L’équipe étasunienne de recherche en cybersécurité d’Amazon Web Service révèle que le groupe de pirates russes Sandworm, affilié à l’agence de renseignement militaire russe GRU, est à l’origine d’une campagne de cyberattaques sur des infrastructures occidentales depuis cinq ans. Cette série d’attaques, baptisée ‘Years-long’ , cible des clients européens et nord-américains d’AWS dans des secteurs sensibles, tels que l’énergie, les télécoms et les infrastructures critiques.
« La campagne consiste à voler des identifiants et à compromettre des appareils mal configurés, hébergés sur AWS, afin de permettre aux espions du Kremlin d’accéder en permanence à des réseaux sensibles », déclare CJ Moses, responsable de la sécurité des systèmes d’information (RSSI) chez Amazon Integrated Security. « Les opérations malveillantes s’étendent de 2021 à aujourd’hui », ajoute-t-il dans un rapport. Les appareils visés sont des périphériques réseaux, notamment des routeurs, des concentrateurs VPN, des passerelles d’accès à distance, des appareils de gestion de réseau et des systèmes de gestion de projet basés sur le cloud.
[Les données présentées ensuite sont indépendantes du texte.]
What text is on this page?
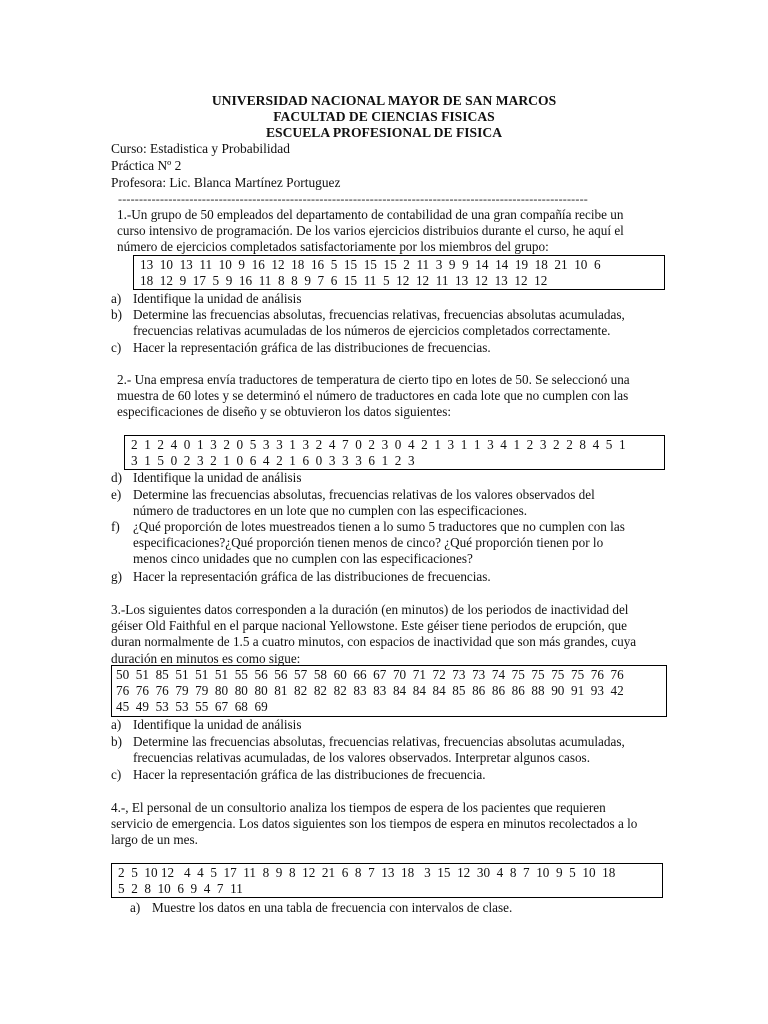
UNIVERSIDAD NACIONAL MAYOR DE SAN MARCOS
FACULTAD DE CIENCIAS FISICAS
ESCUELA PROFESIONAL DE FISICA
Curso: Estadistica y Probabilidad
Práctica Nº 2
Profesora: Lic. Blanca Martínez Portuguez
----------------------------------------------------------------------------------------------------------------
1.-Un grupo de 50 empleados del departamento de contabilidad de una gran compañía recibe un
curso intensivo de programación. De los varios ejercicios distribuios durante el curso, he aquí el
número de ejercicios completados satisfactoriamente por los miembros del grupo:
13  10  13  11  10  9  16  12  18  16  5  15  15  15  2  11  3  9  9  14  14  19  18  21  10  6
18  12  9  17  5  9  16  11  8  8  9  7  6  15  11  5  12  12  11  13  12  13  12  12
a) Identifique la unidad de análisis
b) Determine las frecuencias absolutas, frecuencias relativas, frecuencias absolutas acumuladas,
frecuencias relativas acumuladas de los números de ejercicios completados correctamente.
c) Hacer la representación gráfica de las distribuciones de frecuencias.
2.- Una empresa envía traductores de temperatura de cierto tipo en lotes de 50. Se seleccionó una
muestra de 60 lotes y se determinó el número de traductores en cada lote que no cumplen con las
especificaciones de diseño y se obtuvieron los datos siguientes:
2  1  2  4  0  1  3  2  0  5  3  3  1  3  2  4  7  0  2  3  0  4  2  1  3  1  1  3  4  1  2  3  2  2  8  4  5  1
3  1  5  0  2  3  2  1  0  6  4  2  1  6  0  3  3  3  6  1  2  3
d) Identifique la unidad de análisis
e) Determine las frecuencias absolutas, frecuencias relativas de los valores observados del
número de traductores en un lote que no cumplen con las especificaciones.
f) ¿Qué proporción de lotes muestreados tienen a lo sumo 5 traductores que no cumplen con las
especificaciones?¿Qué proporción tienen menos de cinco? ¿Qué proporción tienen por lo
menos cinco unidades que no cumplen con las especificaciones?
g) Hacer la representación gráfica de las distribuciones de frecuencias.
3.-Los siguientes datos corresponden a la duración (en minutos) de los periodos de inactividad del
géiser Old Faithful en el parque nacional Yellowstone. Este géiser tiene periodos de erupción, que
duran normalmente de 1.5 a cuatro minutos, con espacios de inactividad que son más grandes, cuya
duración en minutos es como sigue:
50  51  85  51  51  51  55  56  56  57  58  60  66  67  70  71  72  73  73  74  75  75  75  75  76  76
76  76  76  79  79  80  80  80  81  82  82  82  83  83  84  84  84  85  86  86  86  88  90  91  93  42
45  49  53  53  55  67  68  69
a) Identifique la unidad de análisis
b) Determine las frecuencias absolutas, frecuencias relativas, frecuencias absolutas acumuladas,
frecuencias relativas acumuladas, de los valores observados. Interpretar algunos casos.
c) Hacer la representación gráfica de las distribuciones de frecuencia.
4.-, El personal de un consultorio analiza los tiempos de espera de los pacientes que requieren
servicio de emergencia. Los datos siguientes son los tiempos de espera en minutos recolectados a lo
largo de un mes.
2  5  10 12   4  4  5  17  11  8  9  8  12  21  6  8  7  13  18   3  15  12  30  4  8  7  10  9  5  10  18
5  2  8  10  6  9  4  7  11
a) Muestre los datos en una tabla de frecuencia con intervalos de clase.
Selon Amazon Threat Intelligence, les pirates russes ont d’abord exploité la faille de sécurité critique CVE-2022-26318 dans les appareils WatchGuard Firebox et XTM. Ils ont ensuite exploité deux vulnérabilités critiques dans Confluence, CVE-2021-26084 et CVE-2023-22518, entre 2022 et 2023, avant de profiter d’une vulnérabilité de Veeam (CVE-2023-27532) en 2024.
« Exploiter les failles de configuration plutôt que les failles de sécurité très médiatisées réduit « considérablement » le risque pour les attaquants « d’exposer leurs opérations par le biais d’activités d’exploitation de vulnérabilités plus détectables », précise CJ Moses. « A l’horizon 2026, les entreprises devront donner la priorité à la sécurisation de leurs périphériques réseau afin de se défendre contre cette menace persistante ».